I’ve been watching with great interest the unfolding tumult resulting from the ouster of Theresa Sullivan as the president of the University of Virginia, with her cautious approach to implementing online education apparently one of the main motivations driving the conspiracy against her.  When the rector of the Board of Visitors, Helen Dragas, issued a statement on the forced resignation, she included this point:

2. The changing role of technology in adding value to the reach and quality of the educational experience of our students. Bold experimentation and advances by the distinguished likes of Stanford, Harvard, and MIT have brought online learning into the mainstream, virtually overnight. Stanford’s president, John Hennessy, predicted that “there’s a tsunami coming”, based on the response to online course offerings at Stanford (one course enrolled an astounding 160,000 students). Michigan, Penn, Princeton, Yale, and Carnegie Mellon are all taking aggressive steps in this direction.

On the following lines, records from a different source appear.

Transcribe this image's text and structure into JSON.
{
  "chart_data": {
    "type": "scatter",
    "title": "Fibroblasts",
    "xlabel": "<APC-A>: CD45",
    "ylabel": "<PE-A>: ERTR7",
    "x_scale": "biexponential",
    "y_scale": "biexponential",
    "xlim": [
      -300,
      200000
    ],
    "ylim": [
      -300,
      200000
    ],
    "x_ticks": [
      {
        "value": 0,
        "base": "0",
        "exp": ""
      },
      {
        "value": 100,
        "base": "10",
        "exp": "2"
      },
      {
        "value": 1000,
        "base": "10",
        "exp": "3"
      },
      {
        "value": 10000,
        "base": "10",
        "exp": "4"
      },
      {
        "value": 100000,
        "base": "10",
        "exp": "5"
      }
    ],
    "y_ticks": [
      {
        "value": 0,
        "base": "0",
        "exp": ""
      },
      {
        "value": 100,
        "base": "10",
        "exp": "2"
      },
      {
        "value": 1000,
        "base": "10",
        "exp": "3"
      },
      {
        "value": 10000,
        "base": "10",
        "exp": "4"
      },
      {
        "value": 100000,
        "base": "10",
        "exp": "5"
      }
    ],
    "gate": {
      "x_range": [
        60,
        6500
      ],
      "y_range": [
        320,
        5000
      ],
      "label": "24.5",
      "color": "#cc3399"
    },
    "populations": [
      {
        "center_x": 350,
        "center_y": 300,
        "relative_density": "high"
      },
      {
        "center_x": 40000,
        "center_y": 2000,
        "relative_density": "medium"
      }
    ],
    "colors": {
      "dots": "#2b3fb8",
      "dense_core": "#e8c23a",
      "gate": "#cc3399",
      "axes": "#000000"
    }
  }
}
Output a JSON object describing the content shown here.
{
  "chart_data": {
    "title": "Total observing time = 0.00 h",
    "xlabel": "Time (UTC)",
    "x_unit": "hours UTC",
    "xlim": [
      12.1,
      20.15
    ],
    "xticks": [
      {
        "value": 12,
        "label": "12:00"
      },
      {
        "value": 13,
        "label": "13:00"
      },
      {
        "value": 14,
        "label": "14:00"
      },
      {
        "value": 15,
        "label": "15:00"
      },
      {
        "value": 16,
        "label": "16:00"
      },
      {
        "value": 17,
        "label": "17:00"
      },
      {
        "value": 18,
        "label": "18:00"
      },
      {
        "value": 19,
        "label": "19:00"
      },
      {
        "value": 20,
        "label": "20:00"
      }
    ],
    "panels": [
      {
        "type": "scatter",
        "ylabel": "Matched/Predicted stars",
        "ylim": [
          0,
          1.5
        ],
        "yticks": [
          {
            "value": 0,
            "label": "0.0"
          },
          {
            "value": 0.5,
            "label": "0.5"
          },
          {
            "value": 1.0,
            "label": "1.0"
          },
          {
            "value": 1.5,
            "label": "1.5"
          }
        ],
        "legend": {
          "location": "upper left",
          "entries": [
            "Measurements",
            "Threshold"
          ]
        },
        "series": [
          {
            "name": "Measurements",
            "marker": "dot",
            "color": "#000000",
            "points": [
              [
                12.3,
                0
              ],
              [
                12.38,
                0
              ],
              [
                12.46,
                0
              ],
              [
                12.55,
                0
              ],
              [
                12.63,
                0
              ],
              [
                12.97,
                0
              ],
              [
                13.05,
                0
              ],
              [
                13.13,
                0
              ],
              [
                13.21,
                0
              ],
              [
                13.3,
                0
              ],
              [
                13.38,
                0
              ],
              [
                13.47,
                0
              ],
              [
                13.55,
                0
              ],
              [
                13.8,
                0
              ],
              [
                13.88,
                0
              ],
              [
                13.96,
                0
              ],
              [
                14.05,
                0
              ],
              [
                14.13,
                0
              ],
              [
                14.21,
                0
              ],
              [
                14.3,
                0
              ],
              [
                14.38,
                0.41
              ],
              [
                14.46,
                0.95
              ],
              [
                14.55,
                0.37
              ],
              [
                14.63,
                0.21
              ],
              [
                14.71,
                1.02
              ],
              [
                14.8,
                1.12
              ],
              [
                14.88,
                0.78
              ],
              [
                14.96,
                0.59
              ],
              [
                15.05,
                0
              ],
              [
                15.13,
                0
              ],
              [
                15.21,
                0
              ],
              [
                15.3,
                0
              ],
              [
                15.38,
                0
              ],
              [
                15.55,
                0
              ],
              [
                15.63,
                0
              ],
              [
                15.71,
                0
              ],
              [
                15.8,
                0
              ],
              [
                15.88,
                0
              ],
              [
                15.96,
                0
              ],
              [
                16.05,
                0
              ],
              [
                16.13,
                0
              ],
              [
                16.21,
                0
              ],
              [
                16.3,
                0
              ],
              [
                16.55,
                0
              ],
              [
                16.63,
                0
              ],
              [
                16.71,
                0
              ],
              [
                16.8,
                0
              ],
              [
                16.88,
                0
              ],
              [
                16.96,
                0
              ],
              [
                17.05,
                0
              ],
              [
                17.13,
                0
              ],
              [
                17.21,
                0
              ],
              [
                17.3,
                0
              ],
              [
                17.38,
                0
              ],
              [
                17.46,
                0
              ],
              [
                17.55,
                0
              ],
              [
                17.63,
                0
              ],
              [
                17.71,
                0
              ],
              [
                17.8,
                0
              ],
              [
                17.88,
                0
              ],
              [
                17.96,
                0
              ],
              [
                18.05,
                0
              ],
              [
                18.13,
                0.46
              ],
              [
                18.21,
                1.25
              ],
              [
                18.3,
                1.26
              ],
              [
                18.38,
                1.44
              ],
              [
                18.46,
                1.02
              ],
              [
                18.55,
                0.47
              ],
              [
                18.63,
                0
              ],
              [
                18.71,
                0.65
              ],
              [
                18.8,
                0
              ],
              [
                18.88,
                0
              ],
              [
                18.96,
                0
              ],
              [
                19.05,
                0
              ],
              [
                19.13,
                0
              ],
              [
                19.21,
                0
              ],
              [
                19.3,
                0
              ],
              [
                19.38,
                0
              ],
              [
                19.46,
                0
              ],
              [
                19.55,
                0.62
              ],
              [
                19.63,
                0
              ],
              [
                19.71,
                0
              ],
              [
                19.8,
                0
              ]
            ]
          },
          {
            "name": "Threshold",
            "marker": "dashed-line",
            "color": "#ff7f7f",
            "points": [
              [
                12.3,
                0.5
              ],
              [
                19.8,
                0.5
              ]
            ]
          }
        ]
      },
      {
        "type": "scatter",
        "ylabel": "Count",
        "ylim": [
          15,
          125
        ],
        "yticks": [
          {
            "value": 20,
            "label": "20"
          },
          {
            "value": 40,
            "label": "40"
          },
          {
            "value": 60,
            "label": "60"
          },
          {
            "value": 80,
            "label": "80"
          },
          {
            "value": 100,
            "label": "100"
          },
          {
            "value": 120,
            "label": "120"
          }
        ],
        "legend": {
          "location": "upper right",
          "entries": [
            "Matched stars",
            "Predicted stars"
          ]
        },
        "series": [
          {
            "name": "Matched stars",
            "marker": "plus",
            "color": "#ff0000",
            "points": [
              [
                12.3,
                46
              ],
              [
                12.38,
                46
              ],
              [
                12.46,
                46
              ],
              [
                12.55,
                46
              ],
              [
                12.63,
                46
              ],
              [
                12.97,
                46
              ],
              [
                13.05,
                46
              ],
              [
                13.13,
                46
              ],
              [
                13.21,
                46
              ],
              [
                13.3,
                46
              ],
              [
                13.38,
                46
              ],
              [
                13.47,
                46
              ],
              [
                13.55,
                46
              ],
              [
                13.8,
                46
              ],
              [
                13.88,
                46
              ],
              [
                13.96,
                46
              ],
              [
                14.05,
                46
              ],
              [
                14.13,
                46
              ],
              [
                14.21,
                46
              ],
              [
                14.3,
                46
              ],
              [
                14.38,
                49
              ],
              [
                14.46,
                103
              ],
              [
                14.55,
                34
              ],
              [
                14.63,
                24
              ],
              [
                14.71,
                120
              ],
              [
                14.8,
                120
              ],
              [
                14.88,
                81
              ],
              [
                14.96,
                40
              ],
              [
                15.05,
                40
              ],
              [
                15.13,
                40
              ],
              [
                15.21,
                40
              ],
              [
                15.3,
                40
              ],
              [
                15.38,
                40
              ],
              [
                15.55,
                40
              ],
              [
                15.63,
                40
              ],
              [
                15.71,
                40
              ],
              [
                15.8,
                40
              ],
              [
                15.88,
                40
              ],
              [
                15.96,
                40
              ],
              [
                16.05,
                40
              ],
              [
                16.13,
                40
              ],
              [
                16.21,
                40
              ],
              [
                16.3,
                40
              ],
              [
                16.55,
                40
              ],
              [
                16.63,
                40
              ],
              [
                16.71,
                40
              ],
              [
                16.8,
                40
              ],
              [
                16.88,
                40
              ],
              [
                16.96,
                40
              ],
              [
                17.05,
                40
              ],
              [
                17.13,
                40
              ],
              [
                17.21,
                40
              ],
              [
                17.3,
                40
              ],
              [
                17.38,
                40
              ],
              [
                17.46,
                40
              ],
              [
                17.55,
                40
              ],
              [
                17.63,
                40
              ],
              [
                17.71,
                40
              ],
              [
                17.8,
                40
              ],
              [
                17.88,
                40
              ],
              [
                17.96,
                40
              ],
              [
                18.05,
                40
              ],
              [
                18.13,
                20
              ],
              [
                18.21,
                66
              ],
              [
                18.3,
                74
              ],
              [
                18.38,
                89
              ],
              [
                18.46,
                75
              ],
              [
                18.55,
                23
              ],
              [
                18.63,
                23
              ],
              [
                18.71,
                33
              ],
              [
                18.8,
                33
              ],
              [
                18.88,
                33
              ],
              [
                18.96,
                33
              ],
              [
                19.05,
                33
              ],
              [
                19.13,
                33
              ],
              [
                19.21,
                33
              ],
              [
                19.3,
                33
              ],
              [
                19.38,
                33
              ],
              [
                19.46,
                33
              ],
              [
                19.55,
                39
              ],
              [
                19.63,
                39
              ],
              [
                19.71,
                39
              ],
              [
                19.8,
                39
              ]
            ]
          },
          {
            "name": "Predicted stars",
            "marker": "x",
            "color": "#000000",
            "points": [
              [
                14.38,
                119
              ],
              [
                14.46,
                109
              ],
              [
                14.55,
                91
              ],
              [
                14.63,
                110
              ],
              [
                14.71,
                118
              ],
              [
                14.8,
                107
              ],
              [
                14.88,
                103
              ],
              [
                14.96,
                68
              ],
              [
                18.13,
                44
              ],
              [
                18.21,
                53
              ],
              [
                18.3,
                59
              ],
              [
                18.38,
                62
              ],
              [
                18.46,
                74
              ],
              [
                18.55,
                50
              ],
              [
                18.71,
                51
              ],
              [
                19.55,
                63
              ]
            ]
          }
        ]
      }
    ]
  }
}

The University of Virginia has no centralized approach to dealing with this potentially transformational development.

I have many thoughts about that paragraph: I am working on my own implementations of digitally-inflected teaching; I’m an alumnus of UVA, where I first heard about implementations of the digital humanities in office-hour conversations with Jerome McGann (who played a large role in making UVA a true leader in digital innovation); and last fall, I took one of the Stanford online courses, ballyhooed by Dragas, that seem to have caused much of the fuss at UVA and elsewhere.  This will be the first of a series of short posts about the current happenings.